The group’s gross merchandise value (GMV) reached an impressive $2.4 billion in Q3, reflecting a 26% increase compared to the previous year, with a constant-currency growth rate of 27%. Revenue soared 31% to $1 billion, while Adjusted EBITDA rose 21% to $154 million. Net income also climbed 31% to $119 million, depicting stable growth across all operations.
A surge in customer activity and elevated order frequency were significant contributors to this growth. Talabat Pro, the company’s subscription service, has gained traction, leading to enhanced user engagement. The GCC markets remain the primary driver, accounting for 81% of the overall GMV.

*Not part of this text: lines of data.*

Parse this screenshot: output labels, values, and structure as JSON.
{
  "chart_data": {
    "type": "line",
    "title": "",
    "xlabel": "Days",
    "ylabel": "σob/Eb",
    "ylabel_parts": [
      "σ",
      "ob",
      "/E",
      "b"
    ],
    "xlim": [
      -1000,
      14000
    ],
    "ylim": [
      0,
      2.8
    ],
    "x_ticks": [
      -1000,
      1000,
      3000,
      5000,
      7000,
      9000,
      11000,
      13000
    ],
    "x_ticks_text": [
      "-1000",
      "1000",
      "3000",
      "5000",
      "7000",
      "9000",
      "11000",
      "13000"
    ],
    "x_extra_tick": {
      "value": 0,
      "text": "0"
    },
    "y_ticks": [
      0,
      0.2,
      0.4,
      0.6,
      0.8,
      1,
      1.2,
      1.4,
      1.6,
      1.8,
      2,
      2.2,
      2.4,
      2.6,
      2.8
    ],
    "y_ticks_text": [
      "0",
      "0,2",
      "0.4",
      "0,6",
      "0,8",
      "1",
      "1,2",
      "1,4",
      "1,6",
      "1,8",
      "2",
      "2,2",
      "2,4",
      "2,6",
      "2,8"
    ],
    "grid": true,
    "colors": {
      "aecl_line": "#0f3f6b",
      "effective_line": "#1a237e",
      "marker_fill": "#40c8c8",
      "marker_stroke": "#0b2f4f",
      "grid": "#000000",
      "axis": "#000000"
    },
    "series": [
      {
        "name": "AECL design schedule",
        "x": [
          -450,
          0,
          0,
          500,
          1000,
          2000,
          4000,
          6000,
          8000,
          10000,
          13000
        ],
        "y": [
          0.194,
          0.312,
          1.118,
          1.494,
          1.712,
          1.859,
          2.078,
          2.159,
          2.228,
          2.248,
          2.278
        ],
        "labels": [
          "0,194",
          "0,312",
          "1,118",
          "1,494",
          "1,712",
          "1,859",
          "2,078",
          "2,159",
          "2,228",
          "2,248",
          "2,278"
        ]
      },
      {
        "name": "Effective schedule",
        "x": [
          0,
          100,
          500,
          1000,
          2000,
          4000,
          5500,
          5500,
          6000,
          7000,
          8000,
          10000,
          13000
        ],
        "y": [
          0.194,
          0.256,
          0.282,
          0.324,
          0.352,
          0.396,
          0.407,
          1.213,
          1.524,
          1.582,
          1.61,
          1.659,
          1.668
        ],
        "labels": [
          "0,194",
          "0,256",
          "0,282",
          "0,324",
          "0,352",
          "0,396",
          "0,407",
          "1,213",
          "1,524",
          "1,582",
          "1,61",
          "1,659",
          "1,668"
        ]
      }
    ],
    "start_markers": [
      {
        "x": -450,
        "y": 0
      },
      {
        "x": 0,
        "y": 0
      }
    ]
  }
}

While still smaller, the grocery and retail divisions experienced growth exceeding 40%, outpacing the 20% growth observed in the food delivery segment. Despite this accelerated growth in grocery and retail, adjusted EBITDA margins stood at 6.4% of GMV, with net income margins at 4.9%, reflecting the typical lower gross margins in the sector, buoyed by operational efficiencies.
Adjusted net income reached $112 million, marking a 15% increase year-on-year. Adjusted free cash flow was reported at $99 million, slightly reduced from last year due to tax liabilities and adjustments from previous quarter working-capital inflows.
Talabat also noted high engagement levels, with over a third of customers utilizing various offerings like food and groceries. More than a quarter of active users have subscribed to Talabat Pro, responsible for almost half of the total GMV. Premium users are increasingly active, averaging over 30 orders per month.
Looking forward, Talabat has reiterated its annual projections, anticipating constant-currency GMV growth of 27–29% alongside revenue expansion between 29–32%. Adjusted EBITDA and net income margins are expected at 6.5% and 5%, respectively, with a minimum dividend payout set at $400 million.